Adam Novak, the chairman of the Jewish Community Relations Council of Long Island, said it meant a great deal to him to help as a volunteer driver.

“I’m just excited to give back. I’m blessed with health, happiness, and family and this is a time when I can help and give back to the community that’s been so good to us,” he said. Novak added that the Barry and Friedberg Center has been a shining example for other Long Island Jewish centers by spearheading virtual and in-person programs.

Lebeaux said she was excited that the food deliveries have become a regular part of the center’s outreach. She spoke of the increase of food insecurity and isolated, high-risk individuals in the community that has made these deliveries so important over the past year.

“The goal of the JCC is when a need comes, we respond to it,” Lebeaux said.
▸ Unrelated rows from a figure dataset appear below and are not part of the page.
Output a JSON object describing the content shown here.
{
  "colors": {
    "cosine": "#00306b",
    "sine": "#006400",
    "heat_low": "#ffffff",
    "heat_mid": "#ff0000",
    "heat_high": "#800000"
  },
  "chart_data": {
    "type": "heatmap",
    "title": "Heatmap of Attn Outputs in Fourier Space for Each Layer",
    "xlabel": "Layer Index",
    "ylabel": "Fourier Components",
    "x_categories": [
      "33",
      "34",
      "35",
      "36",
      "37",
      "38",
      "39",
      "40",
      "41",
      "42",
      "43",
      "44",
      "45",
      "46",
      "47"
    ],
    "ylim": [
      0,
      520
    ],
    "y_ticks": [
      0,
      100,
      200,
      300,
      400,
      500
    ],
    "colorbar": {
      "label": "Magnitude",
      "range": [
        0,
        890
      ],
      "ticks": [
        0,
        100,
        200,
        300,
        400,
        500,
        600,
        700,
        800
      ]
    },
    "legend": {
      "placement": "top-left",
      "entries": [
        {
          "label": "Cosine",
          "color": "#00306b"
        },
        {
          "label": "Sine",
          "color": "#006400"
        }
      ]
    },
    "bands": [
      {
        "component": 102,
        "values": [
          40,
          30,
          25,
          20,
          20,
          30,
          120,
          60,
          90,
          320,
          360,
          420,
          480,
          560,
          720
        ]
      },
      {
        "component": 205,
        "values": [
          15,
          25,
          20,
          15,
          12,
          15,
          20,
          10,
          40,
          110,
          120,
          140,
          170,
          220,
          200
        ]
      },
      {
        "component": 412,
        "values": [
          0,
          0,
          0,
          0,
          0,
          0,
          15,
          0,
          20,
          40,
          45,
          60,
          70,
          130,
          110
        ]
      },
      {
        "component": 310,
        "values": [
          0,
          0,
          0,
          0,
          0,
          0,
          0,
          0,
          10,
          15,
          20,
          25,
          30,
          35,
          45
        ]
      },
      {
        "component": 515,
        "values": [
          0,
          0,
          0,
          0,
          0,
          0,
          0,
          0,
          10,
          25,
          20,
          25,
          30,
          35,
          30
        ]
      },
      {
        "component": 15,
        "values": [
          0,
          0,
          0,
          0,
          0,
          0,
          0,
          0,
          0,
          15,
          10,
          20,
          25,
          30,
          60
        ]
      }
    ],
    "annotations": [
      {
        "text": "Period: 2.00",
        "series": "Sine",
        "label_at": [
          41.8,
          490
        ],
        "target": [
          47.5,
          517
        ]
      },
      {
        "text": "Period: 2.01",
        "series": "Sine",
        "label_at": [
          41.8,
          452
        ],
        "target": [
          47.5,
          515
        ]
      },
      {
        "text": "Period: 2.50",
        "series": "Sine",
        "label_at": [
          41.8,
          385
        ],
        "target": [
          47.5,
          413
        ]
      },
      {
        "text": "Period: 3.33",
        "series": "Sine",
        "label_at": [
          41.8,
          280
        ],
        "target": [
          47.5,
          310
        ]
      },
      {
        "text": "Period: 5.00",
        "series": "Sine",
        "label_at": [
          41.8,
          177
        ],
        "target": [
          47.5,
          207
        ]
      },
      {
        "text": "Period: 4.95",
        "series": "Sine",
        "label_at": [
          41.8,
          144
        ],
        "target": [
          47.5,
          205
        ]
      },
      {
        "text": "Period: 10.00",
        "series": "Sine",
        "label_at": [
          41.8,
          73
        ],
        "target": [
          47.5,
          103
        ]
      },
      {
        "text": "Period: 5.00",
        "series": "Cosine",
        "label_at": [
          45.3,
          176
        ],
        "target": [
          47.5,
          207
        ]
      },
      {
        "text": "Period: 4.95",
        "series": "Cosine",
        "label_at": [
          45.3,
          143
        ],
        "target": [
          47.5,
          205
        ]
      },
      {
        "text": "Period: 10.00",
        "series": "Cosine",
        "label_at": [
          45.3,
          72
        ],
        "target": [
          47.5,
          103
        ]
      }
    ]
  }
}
Lebeaux and the JCC members noted tha they hope to continue monthly Shabbat meals to go along with the holiday deliveries.

“For Passover especially, people are so accustomed to being in big groups and having their family surrounding them and at least we’re giving them a little bit of comfort and joy,” Executive Director Roni Kleinman said. Though the JCC has been offering chances to connect through Zoom, Kleinman cited the face-to-face deliveries as a beacon of hope for isolated seniors.

The pandemic has provided an opportunity for JCC and organizations like it to find new ways to connect its community members. “I think it’s a lesson we’re learning that it’s the people we don’t see that we really have to stay connected to,” Kleinman said.